Я взял с полки одну наугад, раскрыл и глазом не успел моргнуть, как уже, спешившись, шел вдоль кустов орешника и шиповника, а сзади конюх вел под уздцы двух лошадей, шел в шуршании лесной тишины, обнаженный по пояс, в лучах полуденного солнца, шел и улыбался, загадочный и царственный, уверенный в победе. “Любовь властелина” я прочитал запоем за пять дней и с этих пор стал жить в книгах. Той весной все студенты вышли на улицу, я же сидел в руанском коллеже и готовил уроки, когда вошел директор, а за ним новичок, одетый в городское платье, и служитель, тащивший большую парту; или страдал с Йозефом К., которого кто-то, по-видимому, оклеветал, потому что, не сделав ничего дурного, он попал под арест; или гулял в Мегаре, предместье Карфагена, в садах Гамилькара, а то и вовсе спустя много лет стоял у стены в ожидании расстрела.

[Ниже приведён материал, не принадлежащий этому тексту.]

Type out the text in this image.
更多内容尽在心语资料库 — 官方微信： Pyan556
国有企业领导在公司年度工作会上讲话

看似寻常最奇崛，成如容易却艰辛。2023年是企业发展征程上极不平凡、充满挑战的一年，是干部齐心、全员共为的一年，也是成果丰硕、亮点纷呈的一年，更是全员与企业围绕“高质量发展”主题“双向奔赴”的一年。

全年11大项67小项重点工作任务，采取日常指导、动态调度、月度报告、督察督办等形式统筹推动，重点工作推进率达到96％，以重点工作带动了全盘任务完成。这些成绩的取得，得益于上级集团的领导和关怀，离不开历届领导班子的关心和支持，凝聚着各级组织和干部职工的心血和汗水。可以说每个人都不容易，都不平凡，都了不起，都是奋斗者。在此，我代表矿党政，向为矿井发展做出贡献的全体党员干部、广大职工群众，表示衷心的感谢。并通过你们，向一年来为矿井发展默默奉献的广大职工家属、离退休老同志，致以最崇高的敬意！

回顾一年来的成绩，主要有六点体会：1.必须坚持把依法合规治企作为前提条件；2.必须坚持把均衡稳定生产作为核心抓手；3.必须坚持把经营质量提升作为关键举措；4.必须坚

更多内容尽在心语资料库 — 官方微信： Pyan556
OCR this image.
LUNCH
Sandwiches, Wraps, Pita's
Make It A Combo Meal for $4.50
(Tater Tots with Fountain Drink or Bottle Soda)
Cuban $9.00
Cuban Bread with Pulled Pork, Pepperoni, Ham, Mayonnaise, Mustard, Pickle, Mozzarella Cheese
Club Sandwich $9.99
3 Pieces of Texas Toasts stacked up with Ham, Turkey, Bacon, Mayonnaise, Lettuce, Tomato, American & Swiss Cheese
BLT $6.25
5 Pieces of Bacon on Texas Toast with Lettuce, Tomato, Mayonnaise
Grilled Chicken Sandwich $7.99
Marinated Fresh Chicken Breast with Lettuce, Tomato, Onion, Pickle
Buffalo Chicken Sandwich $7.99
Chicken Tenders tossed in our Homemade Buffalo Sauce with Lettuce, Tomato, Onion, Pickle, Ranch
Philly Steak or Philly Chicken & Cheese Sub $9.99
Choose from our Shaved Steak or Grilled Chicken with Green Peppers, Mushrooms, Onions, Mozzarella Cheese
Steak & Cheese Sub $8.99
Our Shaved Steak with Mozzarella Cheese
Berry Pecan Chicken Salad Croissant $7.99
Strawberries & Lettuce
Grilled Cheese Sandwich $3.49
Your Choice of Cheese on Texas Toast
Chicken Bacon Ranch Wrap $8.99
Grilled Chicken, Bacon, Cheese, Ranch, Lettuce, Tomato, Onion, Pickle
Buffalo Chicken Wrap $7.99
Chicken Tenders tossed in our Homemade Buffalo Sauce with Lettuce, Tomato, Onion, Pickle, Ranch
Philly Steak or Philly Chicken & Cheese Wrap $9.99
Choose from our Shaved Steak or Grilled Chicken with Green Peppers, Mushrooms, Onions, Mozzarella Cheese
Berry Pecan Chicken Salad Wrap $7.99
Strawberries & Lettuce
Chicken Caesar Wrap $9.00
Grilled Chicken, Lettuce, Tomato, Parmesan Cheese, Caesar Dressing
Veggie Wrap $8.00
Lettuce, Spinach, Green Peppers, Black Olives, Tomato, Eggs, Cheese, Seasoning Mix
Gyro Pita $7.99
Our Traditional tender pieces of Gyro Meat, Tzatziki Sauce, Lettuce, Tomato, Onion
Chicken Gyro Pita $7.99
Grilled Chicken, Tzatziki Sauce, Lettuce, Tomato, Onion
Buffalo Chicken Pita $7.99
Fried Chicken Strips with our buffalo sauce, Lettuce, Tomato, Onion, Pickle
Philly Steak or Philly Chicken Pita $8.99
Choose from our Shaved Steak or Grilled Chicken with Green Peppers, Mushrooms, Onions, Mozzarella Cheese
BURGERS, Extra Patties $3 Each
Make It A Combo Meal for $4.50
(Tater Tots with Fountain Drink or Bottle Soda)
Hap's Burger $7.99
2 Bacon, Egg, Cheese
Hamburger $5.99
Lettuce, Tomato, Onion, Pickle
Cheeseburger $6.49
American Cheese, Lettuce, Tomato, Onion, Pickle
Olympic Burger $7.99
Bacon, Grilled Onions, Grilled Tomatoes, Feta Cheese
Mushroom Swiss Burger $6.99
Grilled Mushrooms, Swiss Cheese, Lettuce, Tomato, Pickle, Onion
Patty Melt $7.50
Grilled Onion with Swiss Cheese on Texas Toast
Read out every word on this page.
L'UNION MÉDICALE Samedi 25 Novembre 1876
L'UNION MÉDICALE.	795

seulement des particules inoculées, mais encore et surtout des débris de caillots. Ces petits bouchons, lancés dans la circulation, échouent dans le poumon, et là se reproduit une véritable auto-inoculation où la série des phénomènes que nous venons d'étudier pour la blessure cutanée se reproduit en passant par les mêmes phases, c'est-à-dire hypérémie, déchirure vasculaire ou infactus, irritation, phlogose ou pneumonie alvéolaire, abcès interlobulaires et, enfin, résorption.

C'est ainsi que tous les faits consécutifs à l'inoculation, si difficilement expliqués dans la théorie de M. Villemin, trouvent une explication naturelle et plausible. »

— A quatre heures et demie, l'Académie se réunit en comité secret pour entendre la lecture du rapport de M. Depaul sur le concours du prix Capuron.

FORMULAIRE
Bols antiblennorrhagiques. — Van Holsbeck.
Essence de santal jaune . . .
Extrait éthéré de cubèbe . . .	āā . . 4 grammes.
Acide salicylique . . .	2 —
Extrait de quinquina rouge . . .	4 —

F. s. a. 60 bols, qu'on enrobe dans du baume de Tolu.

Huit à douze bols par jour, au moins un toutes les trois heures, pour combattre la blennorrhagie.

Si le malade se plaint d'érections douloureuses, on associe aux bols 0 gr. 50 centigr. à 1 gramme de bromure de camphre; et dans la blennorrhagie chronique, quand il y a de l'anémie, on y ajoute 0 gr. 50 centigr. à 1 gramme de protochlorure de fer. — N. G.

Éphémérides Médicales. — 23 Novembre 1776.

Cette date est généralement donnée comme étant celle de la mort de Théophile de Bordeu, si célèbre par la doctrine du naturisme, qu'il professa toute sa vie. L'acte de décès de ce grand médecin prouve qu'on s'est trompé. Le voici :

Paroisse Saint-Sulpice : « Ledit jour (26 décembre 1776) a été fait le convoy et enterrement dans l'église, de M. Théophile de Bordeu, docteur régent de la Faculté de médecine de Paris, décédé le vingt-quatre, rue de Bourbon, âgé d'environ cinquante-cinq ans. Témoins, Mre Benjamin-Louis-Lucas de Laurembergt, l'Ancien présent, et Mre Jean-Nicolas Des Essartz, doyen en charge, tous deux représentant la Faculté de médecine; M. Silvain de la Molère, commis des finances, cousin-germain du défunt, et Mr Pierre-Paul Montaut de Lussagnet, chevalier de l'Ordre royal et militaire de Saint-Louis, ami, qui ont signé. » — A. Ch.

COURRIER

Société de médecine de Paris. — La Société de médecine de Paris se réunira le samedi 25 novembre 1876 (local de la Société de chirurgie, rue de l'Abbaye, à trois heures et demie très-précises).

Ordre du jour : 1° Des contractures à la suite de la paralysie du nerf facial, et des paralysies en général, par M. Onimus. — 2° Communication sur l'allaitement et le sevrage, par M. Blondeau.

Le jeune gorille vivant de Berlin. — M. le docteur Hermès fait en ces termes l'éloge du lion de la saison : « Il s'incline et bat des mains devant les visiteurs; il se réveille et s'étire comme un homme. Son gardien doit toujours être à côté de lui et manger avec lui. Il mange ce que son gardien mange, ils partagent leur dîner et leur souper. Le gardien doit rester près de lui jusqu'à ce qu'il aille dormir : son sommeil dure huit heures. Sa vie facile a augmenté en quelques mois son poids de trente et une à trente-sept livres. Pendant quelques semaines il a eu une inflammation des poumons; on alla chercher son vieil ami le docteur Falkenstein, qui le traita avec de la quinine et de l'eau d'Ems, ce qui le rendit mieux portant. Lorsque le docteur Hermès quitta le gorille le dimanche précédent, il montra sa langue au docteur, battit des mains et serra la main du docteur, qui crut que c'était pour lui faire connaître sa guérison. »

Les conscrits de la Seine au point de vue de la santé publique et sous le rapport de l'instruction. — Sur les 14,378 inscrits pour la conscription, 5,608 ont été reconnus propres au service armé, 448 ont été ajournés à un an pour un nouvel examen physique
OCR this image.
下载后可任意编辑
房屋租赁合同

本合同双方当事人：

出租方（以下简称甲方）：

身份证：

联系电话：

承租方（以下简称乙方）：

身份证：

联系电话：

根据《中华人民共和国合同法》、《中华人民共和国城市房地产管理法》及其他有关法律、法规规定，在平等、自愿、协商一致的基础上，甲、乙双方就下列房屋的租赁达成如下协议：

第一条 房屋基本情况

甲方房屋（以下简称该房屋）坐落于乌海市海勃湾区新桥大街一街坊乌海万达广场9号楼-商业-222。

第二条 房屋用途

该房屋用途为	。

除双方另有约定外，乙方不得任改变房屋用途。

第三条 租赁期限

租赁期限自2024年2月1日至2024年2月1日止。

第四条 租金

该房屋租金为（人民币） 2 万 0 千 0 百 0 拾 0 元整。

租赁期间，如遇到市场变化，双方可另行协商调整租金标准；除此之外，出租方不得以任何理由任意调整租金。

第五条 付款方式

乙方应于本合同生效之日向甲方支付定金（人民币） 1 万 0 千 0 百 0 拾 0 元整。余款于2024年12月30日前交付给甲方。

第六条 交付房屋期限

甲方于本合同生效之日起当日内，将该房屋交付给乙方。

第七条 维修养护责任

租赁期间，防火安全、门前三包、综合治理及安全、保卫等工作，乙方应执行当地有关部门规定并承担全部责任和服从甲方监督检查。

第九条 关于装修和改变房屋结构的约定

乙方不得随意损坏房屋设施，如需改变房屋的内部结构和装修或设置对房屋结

Участь КПН, чьи дни были сочтены, меня ничуточки не волновала; пусть бы мятежники хоть все устои республиканского строя свергли, пусть бы гильотинировали президента у меня под окном, я бы только задернул занавески. Отныне мне было глубоко наплевать на все эти глупости. Я был Кафкой, летом 1914 года записавшим в дневник: “Германия объявила России войну. После обеда школа плавания”.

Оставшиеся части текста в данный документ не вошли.